Most of the groups of people within Han China were somewhat self sufficient, and most of the trade that was conducted within Han China was carried out between these groups. The Roman economy in contrast, “…Relied heavily on trade, and as trade routes became compromised, pirates and bandits began stealing goods from merchants creating a decline in trade and profits” (‘Taxes And Trade in the Roman Empire 200 BC – AD 400’, Hopkins). Less trade reduced the amount of money that was going back into the government. In contrast to the decline in trade,the Roman and Han Empires raised taxes to support their growing armies trying to balance what was lost in this decline. As taxes increased however, the poor peasantry of both empires were more and more unable to pay them.
Due to the fact that rich landowners in both Han China and the Roman Empire did not have to pay taxes, poor peasants flooded en masse to them for protection. In Rome, a vicious cycle began as trade began to be affected by the rising taxes, due to the fact that they generated inflation. “Such an increase in money supply might initially have stimulated commerce and production; but the increase in coins was too rapid not to have increased prices also. And in due course there was a downturn in trade” (‘Taxes And Trade in the Roman Empire 200 BC – AD 400’, Hopkins)Due to the rising taxes, which themselves were put in place due to a decline in trade and a need for heartier defenses against nomads, both the Roman and Han Empires experienced social unrest during their slow downfalls. Peasants in Han China became angered with the ever rising taxes and started to revolt.
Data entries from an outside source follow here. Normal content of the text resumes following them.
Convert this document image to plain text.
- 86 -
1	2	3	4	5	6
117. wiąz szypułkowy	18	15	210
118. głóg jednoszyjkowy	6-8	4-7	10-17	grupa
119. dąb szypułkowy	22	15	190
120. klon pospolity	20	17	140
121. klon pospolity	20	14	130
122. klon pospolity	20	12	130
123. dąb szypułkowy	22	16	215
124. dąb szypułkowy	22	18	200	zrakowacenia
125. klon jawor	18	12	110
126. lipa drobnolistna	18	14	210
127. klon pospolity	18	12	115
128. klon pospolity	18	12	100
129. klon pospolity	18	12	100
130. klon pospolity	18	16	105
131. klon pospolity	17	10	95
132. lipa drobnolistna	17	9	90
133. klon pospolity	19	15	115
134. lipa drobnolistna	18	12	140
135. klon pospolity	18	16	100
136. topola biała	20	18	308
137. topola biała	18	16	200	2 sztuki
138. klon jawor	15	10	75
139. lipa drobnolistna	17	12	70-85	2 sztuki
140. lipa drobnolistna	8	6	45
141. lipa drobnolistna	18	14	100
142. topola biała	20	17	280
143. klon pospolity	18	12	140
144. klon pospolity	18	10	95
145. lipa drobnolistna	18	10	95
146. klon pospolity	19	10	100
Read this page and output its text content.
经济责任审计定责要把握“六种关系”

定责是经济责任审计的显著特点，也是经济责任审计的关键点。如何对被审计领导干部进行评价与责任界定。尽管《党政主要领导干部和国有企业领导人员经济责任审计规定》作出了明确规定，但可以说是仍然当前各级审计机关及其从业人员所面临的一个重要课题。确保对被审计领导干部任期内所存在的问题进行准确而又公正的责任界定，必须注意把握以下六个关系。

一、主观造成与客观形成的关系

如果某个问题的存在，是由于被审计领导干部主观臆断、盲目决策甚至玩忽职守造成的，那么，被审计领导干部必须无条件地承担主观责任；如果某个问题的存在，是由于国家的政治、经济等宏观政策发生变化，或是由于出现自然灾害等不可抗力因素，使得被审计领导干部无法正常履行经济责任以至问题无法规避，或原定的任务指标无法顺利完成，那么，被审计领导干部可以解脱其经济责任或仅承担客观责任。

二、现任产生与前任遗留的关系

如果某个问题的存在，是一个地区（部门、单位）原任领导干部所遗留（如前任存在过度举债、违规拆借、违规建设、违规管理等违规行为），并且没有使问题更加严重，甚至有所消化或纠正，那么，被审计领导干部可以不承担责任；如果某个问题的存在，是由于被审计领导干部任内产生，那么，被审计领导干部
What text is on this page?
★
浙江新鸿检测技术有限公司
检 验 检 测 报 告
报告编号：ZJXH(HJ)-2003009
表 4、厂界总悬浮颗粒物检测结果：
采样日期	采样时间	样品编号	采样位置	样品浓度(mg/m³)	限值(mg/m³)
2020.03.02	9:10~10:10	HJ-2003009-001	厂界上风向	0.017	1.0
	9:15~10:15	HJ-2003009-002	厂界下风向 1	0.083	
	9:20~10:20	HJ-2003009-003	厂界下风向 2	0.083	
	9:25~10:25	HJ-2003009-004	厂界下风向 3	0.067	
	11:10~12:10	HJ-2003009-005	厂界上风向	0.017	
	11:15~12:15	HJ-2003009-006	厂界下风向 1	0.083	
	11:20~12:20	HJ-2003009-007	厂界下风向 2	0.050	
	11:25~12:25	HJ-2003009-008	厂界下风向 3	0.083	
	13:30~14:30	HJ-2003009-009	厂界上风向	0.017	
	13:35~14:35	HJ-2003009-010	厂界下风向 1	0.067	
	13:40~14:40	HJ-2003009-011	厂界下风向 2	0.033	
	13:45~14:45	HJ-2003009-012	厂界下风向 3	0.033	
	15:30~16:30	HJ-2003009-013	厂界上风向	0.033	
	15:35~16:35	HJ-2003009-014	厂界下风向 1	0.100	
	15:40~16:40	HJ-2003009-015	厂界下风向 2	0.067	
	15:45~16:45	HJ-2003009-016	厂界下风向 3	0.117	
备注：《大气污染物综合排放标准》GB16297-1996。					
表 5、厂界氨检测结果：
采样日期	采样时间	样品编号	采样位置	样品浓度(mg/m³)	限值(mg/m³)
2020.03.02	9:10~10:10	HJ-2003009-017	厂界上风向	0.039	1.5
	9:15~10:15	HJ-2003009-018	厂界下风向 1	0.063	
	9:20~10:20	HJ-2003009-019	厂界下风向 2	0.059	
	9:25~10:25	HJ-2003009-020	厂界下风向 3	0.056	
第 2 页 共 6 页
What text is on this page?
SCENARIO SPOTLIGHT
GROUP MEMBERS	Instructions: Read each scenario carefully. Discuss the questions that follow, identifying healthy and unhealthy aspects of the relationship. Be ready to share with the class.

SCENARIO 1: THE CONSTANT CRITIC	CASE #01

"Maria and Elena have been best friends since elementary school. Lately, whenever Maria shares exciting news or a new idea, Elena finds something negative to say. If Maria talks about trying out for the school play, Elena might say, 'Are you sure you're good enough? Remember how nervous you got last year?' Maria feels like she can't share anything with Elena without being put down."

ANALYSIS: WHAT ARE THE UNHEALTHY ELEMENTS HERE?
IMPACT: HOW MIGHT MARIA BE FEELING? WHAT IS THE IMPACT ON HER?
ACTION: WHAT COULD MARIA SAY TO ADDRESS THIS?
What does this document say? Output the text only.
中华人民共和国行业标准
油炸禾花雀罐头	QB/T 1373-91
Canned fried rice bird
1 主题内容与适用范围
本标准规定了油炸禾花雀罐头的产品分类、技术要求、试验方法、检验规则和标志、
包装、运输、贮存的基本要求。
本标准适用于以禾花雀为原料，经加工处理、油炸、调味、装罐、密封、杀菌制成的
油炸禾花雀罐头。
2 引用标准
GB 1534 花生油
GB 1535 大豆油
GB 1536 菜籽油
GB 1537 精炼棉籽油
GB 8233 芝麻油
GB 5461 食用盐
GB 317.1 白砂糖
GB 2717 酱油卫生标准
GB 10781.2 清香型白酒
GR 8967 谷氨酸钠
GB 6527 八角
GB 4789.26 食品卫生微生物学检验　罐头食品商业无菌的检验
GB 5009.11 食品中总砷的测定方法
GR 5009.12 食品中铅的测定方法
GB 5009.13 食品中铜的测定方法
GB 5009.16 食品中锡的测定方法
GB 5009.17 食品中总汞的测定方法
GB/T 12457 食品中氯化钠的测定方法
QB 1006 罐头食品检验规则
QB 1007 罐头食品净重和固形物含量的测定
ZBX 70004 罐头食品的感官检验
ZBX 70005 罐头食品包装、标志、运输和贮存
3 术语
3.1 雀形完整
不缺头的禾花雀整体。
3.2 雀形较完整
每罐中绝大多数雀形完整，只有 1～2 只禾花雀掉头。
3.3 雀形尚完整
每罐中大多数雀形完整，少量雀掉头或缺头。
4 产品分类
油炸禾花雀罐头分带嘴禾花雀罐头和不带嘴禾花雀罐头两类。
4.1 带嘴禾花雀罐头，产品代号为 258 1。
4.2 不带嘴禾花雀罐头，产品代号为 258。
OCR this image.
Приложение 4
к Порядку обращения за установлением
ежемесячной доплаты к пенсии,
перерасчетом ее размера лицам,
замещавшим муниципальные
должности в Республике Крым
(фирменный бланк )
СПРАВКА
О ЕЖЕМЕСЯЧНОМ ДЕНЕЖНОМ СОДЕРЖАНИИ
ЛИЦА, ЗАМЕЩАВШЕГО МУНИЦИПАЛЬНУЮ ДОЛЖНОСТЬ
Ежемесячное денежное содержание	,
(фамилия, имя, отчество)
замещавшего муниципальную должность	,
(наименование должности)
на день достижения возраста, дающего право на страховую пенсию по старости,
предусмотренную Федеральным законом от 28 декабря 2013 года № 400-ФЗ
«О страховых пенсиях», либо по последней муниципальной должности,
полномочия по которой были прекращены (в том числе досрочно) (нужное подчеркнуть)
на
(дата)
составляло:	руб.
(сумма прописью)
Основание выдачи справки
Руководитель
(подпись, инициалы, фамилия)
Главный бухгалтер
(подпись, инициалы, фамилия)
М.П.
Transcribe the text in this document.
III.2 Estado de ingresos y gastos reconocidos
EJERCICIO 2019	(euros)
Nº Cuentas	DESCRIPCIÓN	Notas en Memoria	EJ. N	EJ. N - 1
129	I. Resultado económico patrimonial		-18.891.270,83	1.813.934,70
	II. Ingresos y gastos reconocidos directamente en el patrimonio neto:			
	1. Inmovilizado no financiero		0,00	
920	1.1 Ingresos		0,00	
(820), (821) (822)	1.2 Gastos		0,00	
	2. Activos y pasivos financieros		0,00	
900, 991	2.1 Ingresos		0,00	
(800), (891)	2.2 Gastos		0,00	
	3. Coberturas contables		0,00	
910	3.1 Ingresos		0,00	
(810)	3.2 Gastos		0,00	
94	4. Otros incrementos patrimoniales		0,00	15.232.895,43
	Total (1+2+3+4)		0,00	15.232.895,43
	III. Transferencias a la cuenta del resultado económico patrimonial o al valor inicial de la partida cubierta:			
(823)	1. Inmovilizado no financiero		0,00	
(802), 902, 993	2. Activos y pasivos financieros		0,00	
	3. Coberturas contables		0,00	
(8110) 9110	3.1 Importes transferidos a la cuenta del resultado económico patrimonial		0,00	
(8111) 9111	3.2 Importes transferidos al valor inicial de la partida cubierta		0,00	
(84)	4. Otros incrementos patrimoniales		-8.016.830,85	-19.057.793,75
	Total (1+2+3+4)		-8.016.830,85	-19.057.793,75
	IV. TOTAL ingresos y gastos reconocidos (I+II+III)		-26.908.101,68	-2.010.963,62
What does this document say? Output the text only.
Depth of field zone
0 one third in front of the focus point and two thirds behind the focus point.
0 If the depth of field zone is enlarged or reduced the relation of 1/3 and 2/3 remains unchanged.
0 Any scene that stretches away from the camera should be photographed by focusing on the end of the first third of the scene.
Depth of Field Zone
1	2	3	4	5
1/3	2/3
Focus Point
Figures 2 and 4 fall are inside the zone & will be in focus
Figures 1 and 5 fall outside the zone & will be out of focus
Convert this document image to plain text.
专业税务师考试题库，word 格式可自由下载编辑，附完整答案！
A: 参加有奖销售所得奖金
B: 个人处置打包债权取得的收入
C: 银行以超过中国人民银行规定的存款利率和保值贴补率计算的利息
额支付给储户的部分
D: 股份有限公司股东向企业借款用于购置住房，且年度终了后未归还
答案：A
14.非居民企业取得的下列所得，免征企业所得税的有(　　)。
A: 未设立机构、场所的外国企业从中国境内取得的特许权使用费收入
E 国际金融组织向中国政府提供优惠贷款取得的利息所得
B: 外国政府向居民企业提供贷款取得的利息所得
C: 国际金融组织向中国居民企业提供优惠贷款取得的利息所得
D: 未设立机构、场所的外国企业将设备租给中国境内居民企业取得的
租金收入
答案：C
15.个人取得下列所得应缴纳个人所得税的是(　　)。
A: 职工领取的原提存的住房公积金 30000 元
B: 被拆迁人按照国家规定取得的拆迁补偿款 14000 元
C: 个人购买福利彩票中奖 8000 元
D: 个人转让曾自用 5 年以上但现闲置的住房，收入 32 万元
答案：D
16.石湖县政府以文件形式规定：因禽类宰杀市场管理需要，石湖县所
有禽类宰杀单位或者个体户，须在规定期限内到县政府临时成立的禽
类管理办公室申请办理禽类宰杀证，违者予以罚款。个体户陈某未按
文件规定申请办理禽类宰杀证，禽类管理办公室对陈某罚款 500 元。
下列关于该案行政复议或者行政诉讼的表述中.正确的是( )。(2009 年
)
The revolts only grew in size and eventually the Han had to use their military to stop them but soon, needed more soldiers, which only increased taxes and recruitment. The Han government forced many peasants and farmers to fight, creating a larger divide and even more social unrest. While the Han had to deal with revolts due to excessive taxation the Romans had to suffer a rising religion. As Christianity spread, the Roman leaders became more and more upset that the message of the religion was catching on to the common peasants. The Roman leaders created laws against Christianity with severe punishments sometimes even being the possibility of death. Eventually, all plans to cease or slow the growth failed and Christianity continued to spread further breaking and shattering the once powerful empire like glass.
“There are a number of reasons for the collapse of the Roman Empire — a decline that took place over many hundreds of years. The rise of Christianity did play a small, but not insignificant, part in the decline, in that it eroded traditional Roman beliefs and values and caused conflicts between Christians and those who continued to hold onto the old pagan philosophies. These conflicts led to persecution of the Christians, until the first Christian Emperor of Rome, Constantine, put a stop to the persecution.” (‘What caused the fall of the Roman Empire? Did Christianity play a role?’, Cliffsnotes.
com)Eventually, as the weight of the Han and Roman Empires size exceeded their ability to maintain control over them, they collapse under the mountain of issues plaguing their enormous empires. Many factors played roles in the failings and subsequent collapse of once powerful empires. Something interesting to note is the sort of domino effect that seemed to be set in motion by the need for larger armies and a decline in trade. Both the Roman and Han empires had had long standing reigns however, minor mistakes made by the governments had over time grew and caused huge problems socially, economically and politically.The ultimate failure of these once great empires can be determined from the lack of power in the government as it diminished from the the central political system under the weight of impossibly difficult logistical situations that had to managed with empires of that size at that time. It simply became too difficult for even some of the best leaders to fix every single problem large and small that existed and eventually, some of the small problems that were neglected grew into enormous and catastrophic issues which would ultimately spell the end for both of these once great empires.